Бойцы поняли. Теперь наши пули засвистели над головами стреляющих немцев. Один наш ручной пулемет стоял неподалеку. Боец торопливо прилаживал новый магазин. Туда пополз Толстунов. Бойцы лихорадочно стреляли. Вот заработал и этот пулемет.
Ага, немецкие пулеметчики легли, притаились, скрылись за щитками! Ага, кого-то мы там подстрелили! Один пулемет запнулся; перестало выскакивать длинное острое пламя. Или, может быть, там меняют ленту? Нет, под пуля ми это не просто…

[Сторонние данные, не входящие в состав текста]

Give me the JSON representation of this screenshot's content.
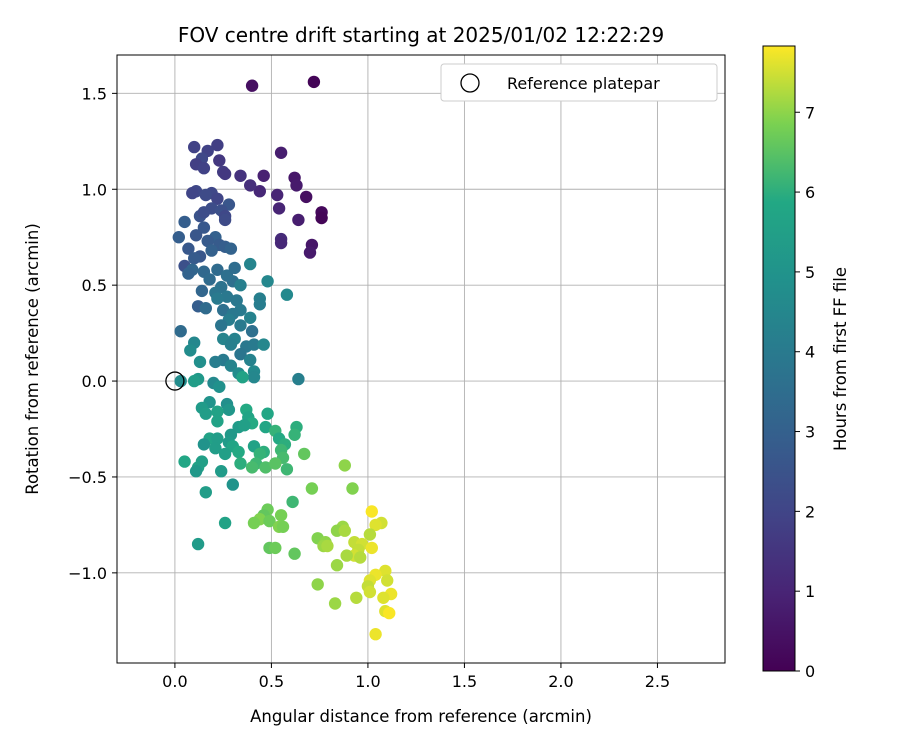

В этот момент над цепью разнесся яростный крик Толстунова:
— Коммунары!
Не только к коммунистам — ко всем был обращен этот зов. Мы увидели: Толстунов поднялся вместе с пулеметом и побежал, уперев приклад в грудь, стреляя и крича на бегу.
Над полем вновь взмыли те же слова, вновь прозвучал страстный призыв:
— За родину! За Сталина! Ура-а-а-а!
Голос Толстунова пропал в реве других глоток. Бойцы вскакивали. С лютым криком они рванулись на врага, чтобы встретиться грудь с грудью; они обгоняли Толстунова.

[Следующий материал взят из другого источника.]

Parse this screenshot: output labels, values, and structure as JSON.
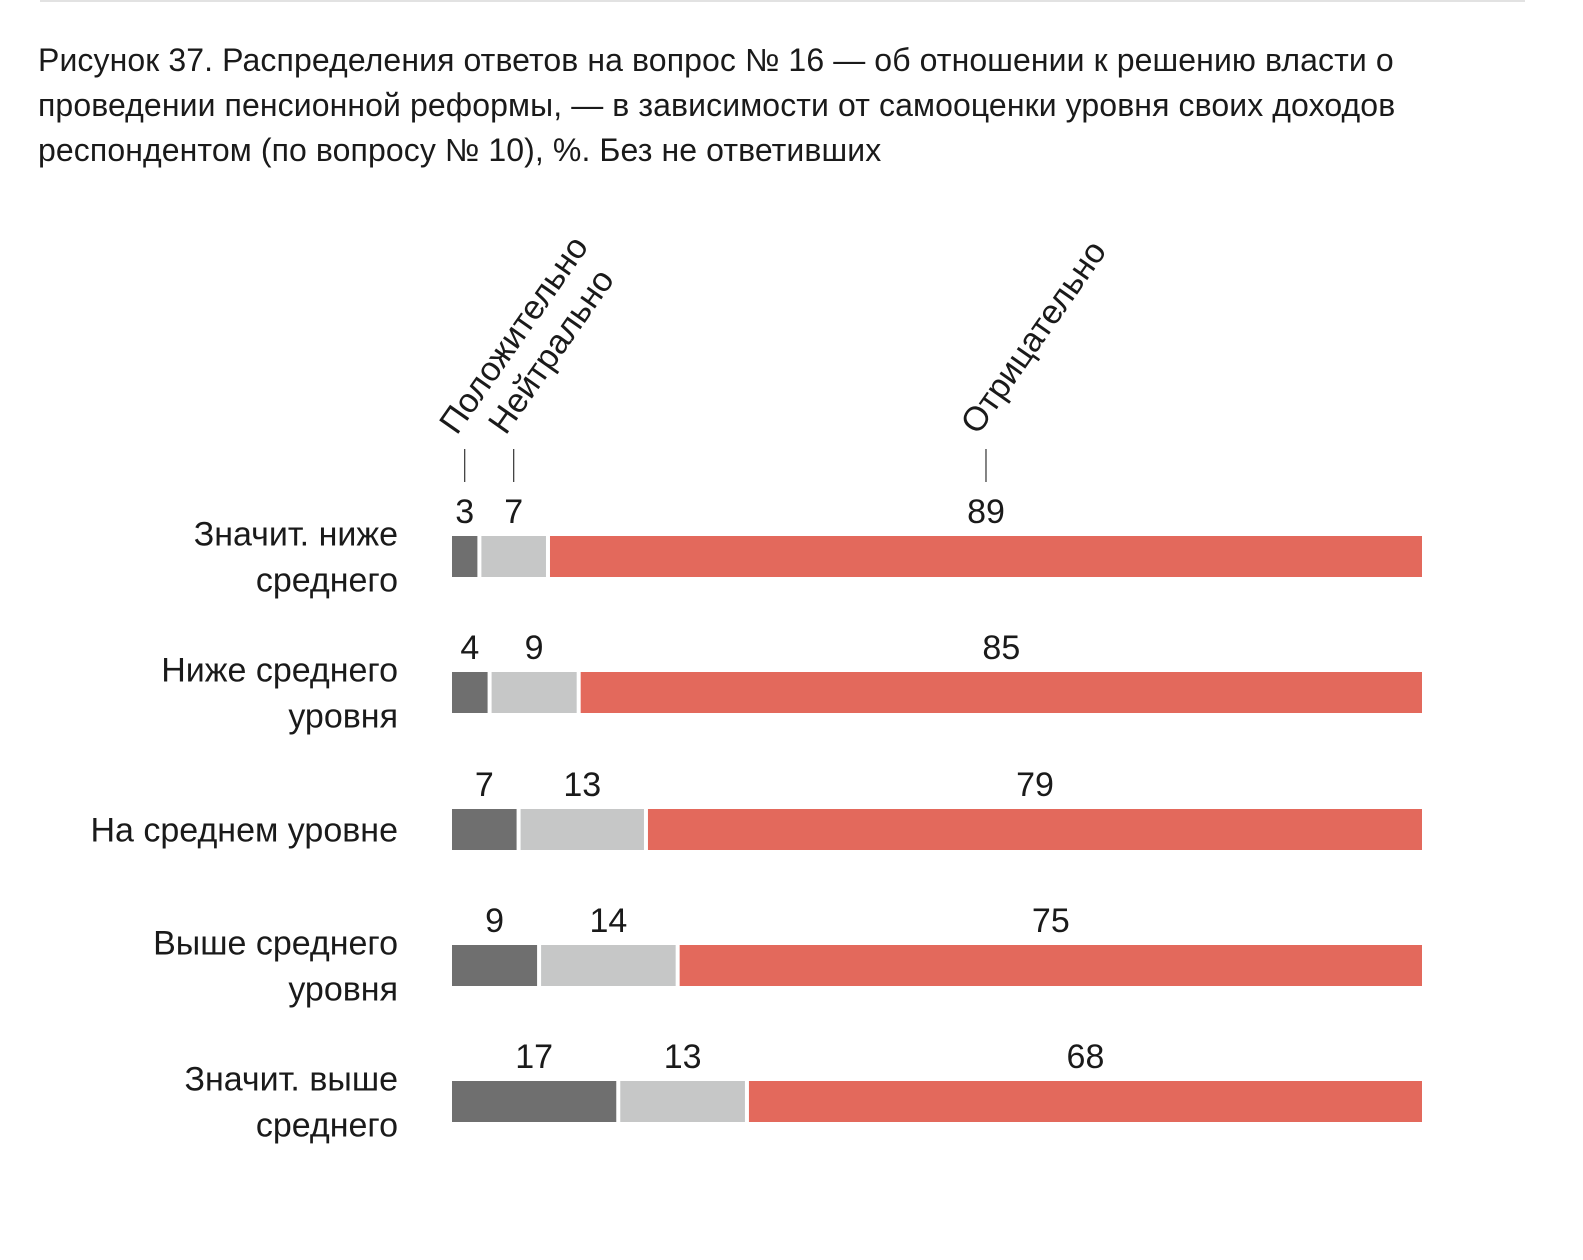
{
  "caption": "Рисунок 37. Распределения ответов на вопрос № 16 — об отношении к решению власти о проведении пенсионной реформы, — в зависимости от самооценки уровня своих доходов респондентом (по вопросу № 10), %. Без не ответивших",
  "chart_data": {
    "type": "bar",
    "orientation": "horizontal",
    "stacked": true,
    "title": "Рисунок 37. Распределения ответов на вопрос № 16 — об отношении к решению власти о проведении пенсионной реформы, — в зависимости от самооценки уровня своих доходов респондентом (по вопросу № 10), %. Без не ответивших",
    "categories": [
      [
        "Значит. ниже",
        "среднего"
      ],
      [
        "Ниже среднего",
        "уровня"
      ],
      [
        "На среднем уровне"
      ],
      [
        "Выше среднего",
        "уровня"
      ],
      [
        "Значит. выше",
        "среднего"
      ]
    ],
    "series": [
      {
        "name": "Положительно",
        "values": [
          3,
          4,
          7,
          9,
          17
        ],
        "color": "#6f6f6f"
      },
      {
        "name": "Нейтрально",
        "values": [
          7,
          9,
          13,
          14,
          13
        ],
        "color": "#c6c7c7"
      },
      {
        "name": "Отрицательно",
        "values": [
          89,
          85,
          79,
          75,
          68
        ],
        "color": "#e3695c"
      }
    ],
    "legend": "rotated labels above the first bar",
    "grid": false,
    "axes": false
  }
}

Бойцы видели теперь перед собой пятящихся, отбегающих немцев.
— Ура-а-а-а!.. Бойцы видели перед собой пятящихся, отбегающих немцев.
А, подались! Теперь мы расплатимся с вами за всё!

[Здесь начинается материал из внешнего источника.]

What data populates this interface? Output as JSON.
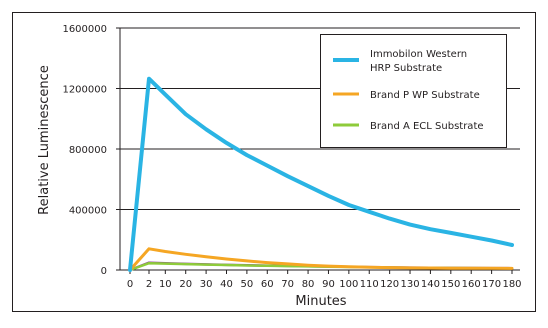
{
  "chart_data": {
    "type": "line",
    "title": "",
    "xlabel": "Minutes",
    "ylabel": "Relative Luminescence",
    "x": [
      0,
      2,
      10,
      20,
      30,
      40,
      50,
      60,
      70,
      80,
      90,
      100,
      110,
      120,
      130,
      140,
      150,
      160,
      170,
      180
    ],
    "x_ticks": [
      0,
      2,
      10,
      20,
      30,
      40,
      50,
      60,
      70,
      80,
      90,
      100,
      110,
      120,
      130,
      140,
      150,
      160,
      170,
      180
    ],
    "y_ticks": [
      0,
      400000,
      800000,
      1200000,
      1600000
    ],
    "y_tick_labels": [
      "0",
      "400000",
      "800000",
      "1200000",
      "1600000"
    ],
    "ylim": [
      0,
      1600000
    ],
    "grid": "horizontal",
    "legend_position": "top-right",
    "series": [
      {
        "name": "Immobilon Western HRP Substrate",
        "name_lines": [
          "Immobilon Western",
          "HRP Substrate"
        ],
        "color": "#2ab4e4",
        "values": [
          0,
          1265000,
          1160000,
          1030000,
          930000,
          840000,
          760000,
          690000,
          620000,
          555000,
          490000,
          430000,
          385000,
          340000,
          300000,
          270000,
          245000,
          220000,
          195000,
          165000
        ]
      },
      {
        "name": "Brand P WP Substrate",
        "name_lines": [
          "Brand P WP Substrate"
        ],
        "color": "#f5a623",
        "values": [
          0,
          140000,
          122000,
          104000,
          88000,
          73000,
          60000,
          49000,
          40000,
          32000,
          26000,
          21000,
          18000,
          16000,
          14000,
          13000,
          12000,
          11500,
          11000,
          10500
        ]
      },
      {
        "name": "Brand A ECL Substrate",
        "name_lines": [
          "Brand A ECL Substrate"
        ],
        "color": "#8ecb3a",
        "values": [
          0,
          45000,
          42000,
          39000,
          36000,
          33000,
          30000,
          28000,
          26000,
          24000,
          22000,
          20000,
          18000,
          16500,
          15000,
          14000,
          13000,
          12500,
          12000,
          11500
        ]
      },
      {
        "name": "",
        "color": "#8a3e9c",
        "values": [
          0,
          48000,
          44000,
          40000,
          37000,
          34000,
          31000,
          29000,
          27000,
          25000,
          23000,
          21000,
          19000,
          17500,
          16000,
          15000,
          14000,
          13000,
          12500,
          12000
        ]
      }
    ]
  }
}
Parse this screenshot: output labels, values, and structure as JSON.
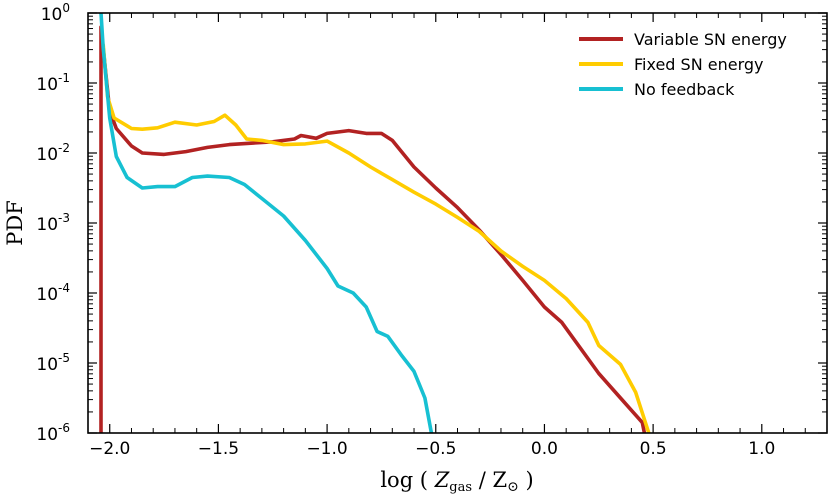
{
  "chart_data": {
    "type": "line",
    "xlabel": "log ( Z_gas / Z_⊙ )",
    "xlabel_parts": {
      "prefix": "log ( ",
      "var": "Z",
      "var_sub": "gas",
      "mid": " / Z",
      "sun": "⊙",
      "suffix": " )"
    },
    "ylabel": "PDF",
    "xlim": [
      -2.1,
      1.3
    ],
    "ylim_log10": [
      -6,
      0
    ],
    "y_scale": "log",
    "grid": false,
    "legend_position": "top-right",
    "x_ticks": [
      {
        "value": -2.0,
        "label": "−2.0"
      },
      {
        "value": -1.5,
        "label": "−1.5"
      },
      {
        "value": -1.0,
        "label": "−1.0"
      },
      {
        "value": -0.5,
        "label": "−0.5"
      },
      {
        "value": 0.0,
        "label": "0.0"
      },
      {
        "value": 0.5,
        "label": "0.5"
      },
      {
        "value": 1.0,
        "label": "1.0"
      }
    ],
    "y_ticks": [
      {
        "exp": 0,
        "base": "10",
        "sup": "0"
      },
      {
        "exp": -1,
        "base": "10",
        "sup": "-1"
      },
      {
        "exp": -2,
        "base": "10",
        "sup": "-2"
      },
      {
        "exp": -3,
        "base": "10",
        "sup": "-3"
      },
      {
        "exp": -4,
        "base": "10",
        "sup": "-4"
      },
      {
        "exp": -5,
        "base": "10",
        "sup": "-5"
      },
      {
        "exp": -6,
        "base": "10",
        "sup": "-6"
      }
    ],
    "series": [
      {
        "name": "Variable SN energy",
        "color": "#b22222",
        "points": [
          [
            -2.04,
            -6.0
          ],
          [
            -2.04,
            -0.2
          ],
          [
            -2.03,
            -0.5
          ],
          [
            -2.0,
            -1.4
          ],
          [
            -1.97,
            -1.65
          ],
          [
            -1.9,
            -1.9
          ],
          [
            -1.85,
            -2.0
          ],
          [
            -1.75,
            -2.02
          ],
          [
            -1.65,
            -1.98
          ],
          [
            -1.55,
            -1.92
          ],
          [
            -1.45,
            -1.88
          ],
          [
            -1.35,
            -1.86
          ],
          [
            -1.25,
            -1.84
          ],
          [
            -1.15,
            -1.8
          ],
          [
            -1.12,
            -1.75
          ],
          [
            -1.05,
            -1.79
          ],
          [
            -1.0,
            -1.72
          ],
          [
            -0.9,
            -1.68
          ],
          [
            -0.82,
            -1.72
          ],
          [
            -0.75,
            -1.72
          ],
          [
            -0.7,
            -1.82
          ],
          [
            -0.6,
            -2.2
          ],
          [
            -0.5,
            -2.5
          ],
          [
            -0.4,
            -2.78
          ],
          [
            -0.3,
            -3.1
          ],
          [
            -0.2,
            -3.45
          ],
          [
            -0.1,
            -3.82
          ],
          [
            0.0,
            -4.2
          ],
          [
            0.08,
            -4.42
          ],
          [
            0.15,
            -4.72
          ],
          [
            0.25,
            -5.15
          ],
          [
            0.35,
            -5.5
          ],
          [
            0.45,
            -5.85
          ],
          [
            0.46,
            -6.0
          ]
        ]
      },
      {
        "name": "Fixed SN energy",
        "color": "#ffcc00",
        "points": [
          [
            -2.03,
            -0.45
          ],
          [
            -2.01,
            -1.2
          ],
          [
            -1.98,
            -1.5
          ],
          [
            -1.9,
            -1.65
          ],
          [
            -1.85,
            -1.66
          ],
          [
            -1.78,
            -1.64
          ],
          [
            -1.7,
            -1.56
          ],
          [
            -1.6,
            -1.6
          ],
          [
            -1.52,
            -1.55
          ],
          [
            -1.47,
            -1.46
          ],
          [
            -1.42,
            -1.6
          ],
          [
            -1.37,
            -1.8
          ],
          [
            -1.3,
            -1.82
          ],
          [
            -1.2,
            -1.88
          ],
          [
            -1.1,
            -1.87
          ],
          [
            -1.0,
            -1.83
          ],
          [
            -0.9,
            -2.0
          ],
          [
            -0.8,
            -2.2
          ],
          [
            -0.7,
            -2.38
          ],
          [
            -0.6,
            -2.56
          ],
          [
            -0.5,
            -2.73
          ],
          [
            -0.4,
            -2.92
          ],
          [
            -0.3,
            -3.12
          ],
          [
            -0.2,
            -3.4
          ],
          [
            -0.1,
            -3.62
          ],
          [
            0.0,
            -3.82
          ],
          [
            0.1,
            -4.08
          ],
          [
            0.2,
            -4.42
          ],
          [
            0.25,
            -4.75
          ],
          [
            0.35,
            -5.02
          ],
          [
            0.42,
            -5.42
          ],
          [
            0.48,
            -6.0
          ]
        ]
      },
      {
        "name": "No feedback",
        "color": "#17c0d2",
        "points": [
          [
            -2.04,
            0.0
          ],
          [
            -2.03,
            -0.5
          ],
          [
            -2.0,
            -1.5
          ],
          [
            -1.97,
            -2.05
          ],
          [
            -1.92,
            -2.35
          ],
          [
            -1.85,
            -2.5
          ],
          [
            -1.78,
            -2.48
          ],
          [
            -1.7,
            -2.48
          ],
          [
            -1.62,
            -2.35
          ],
          [
            -1.55,
            -2.33
          ],
          [
            -1.45,
            -2.35
          ],
          [
            -1.38,
            -2.45
          ],
          [
            -1.3,
            -2.65
          ],
          [
            -1.2,
            -2.9
          ],
          [
            -1.1,
            -3.25
          ],
          [
            -1.0,
            -3.65
          ],
          [
            -0.95,
            -3.9
          ],
          [
            -0.88,
            -4.0
          ],
          [
            -0.82,
            -4.2
          ],
          [
            -0.77,
            -4.55
          ],
          [
            -0.72,
            -4.62
          ],
          [
            -0.66,
            -4.88
          ],
          [
            -0.6,
            -5.12
          ],
          [
            -0.55,
            -5.5
          ],
          [
            -0.52,
            -6.0
          ]
        ]
      }
    ]
  }
}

Немцы стреляли. Нет, этим нас не удержишь!
С топотом, с рыком, со штыком наперевес на отодвигающихся немцев бежал бесстрашный и страшный «рус».
А, показали спины!
Вы несли страх — узнайте его! Вы несли смерть — вот она, возьмите ее!
Мы гнали их по полю к реке.
В этом бою мы убили около двухсот немцев; уцелевшие были отогнаны за реку. Какие-то силы противника проникли в глубину сквозь брешь у Красной Горы, но над ними навис наш батальон.
* * *
Вот вам повесть, требующая продолжения, повесть о первых днях битвы под Москвой, о страхе и бесстрашии, о среднем образовании солдата.
Последний класс этой школы — удар штыком.
После штыкового удара командир может сказать: я воспитал отважного солдата.
А затем пойдет высшее образование. Потом мы поговорим о высшем образовании, которое панфиловцы получали в битве под Москвой.
Тяжелые бои, страшные испытания мужества — все это было впереди. Великая двухмесячная битва под Москвой лишь начиналась.
В эти два месяца мы, первый батальон Талгарского полка, приняли тридцать пять боев; одно время были резервным батальоном генерала Панфилова; вступали в сражения, как и положено резерву, в отчаянно трудные моменты; воевали под Волоколамском, под Истрой, под Крюковом; перебороли и погнали немцев.